Scenarios. "These primaries," said McGovern last week, "are going to go on from state to state, from battle to battle." His most optimistic scenario now is to win Massachusetts, where his liberal following is strong, on April 25, then Nebraska on May 9, run well enough (meaning third behind Humphrey and Wallace) in Michigan on May 16 and then go on to take Oregon, California and New York.
For Humphrey and Muskie, April 25 will be critical. That is the date of both the Massachusetts and Pennsylvania primaries. Humphrey, badly needing a victory, will count on his support among organized labor for a win in Pennsylvania. Despite Wisconsin, Humphrey's camp insists that McGovern is not really a factor--"This is a race between Humphrey and Muskie." McGovern's advisers, meantime, regard Muskie as a political corpse, seeing the race as a head-on collision between McGovern and Humphrey.

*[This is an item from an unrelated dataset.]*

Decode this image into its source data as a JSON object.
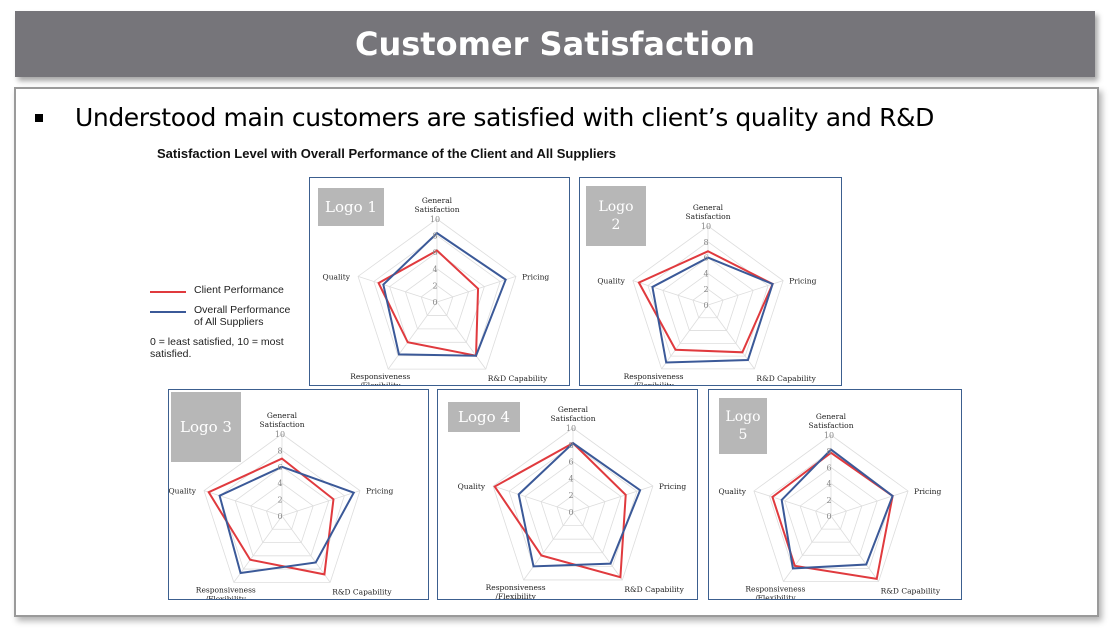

Muskie had planned to run in Pennsylvania against Humphrey and in Massachusetts against McGovern, to regain momentum. Last week, however, his advisers were discussing a stop Humphrey ploy with McGovern's forces--Muskie would concentrate on winning in Pennsylvania while leaving Massachusetts to McGovern.
With each future contest, the political equations will change and the pressures increase. It is now highly likely that after all the bloodshed of the primaries, no one will go to Miami Beach with a lock on the nomination. If so, it will be a fascinating week in July. A deadlock would probably eliminate McGovern as too leftward and experimental, even though that might provoke a fourth-party rebellion. Humphrey might also be unacceptable: "too much like 1968 ... a loser's image." That might leave Muskie as a "reconciliation" candidate. Or it is possible, as some politicians have already begun to fantasize, that stalemated delegates from all factions of the party will send up a cry from the floor: "Kennedy! Kennedy!"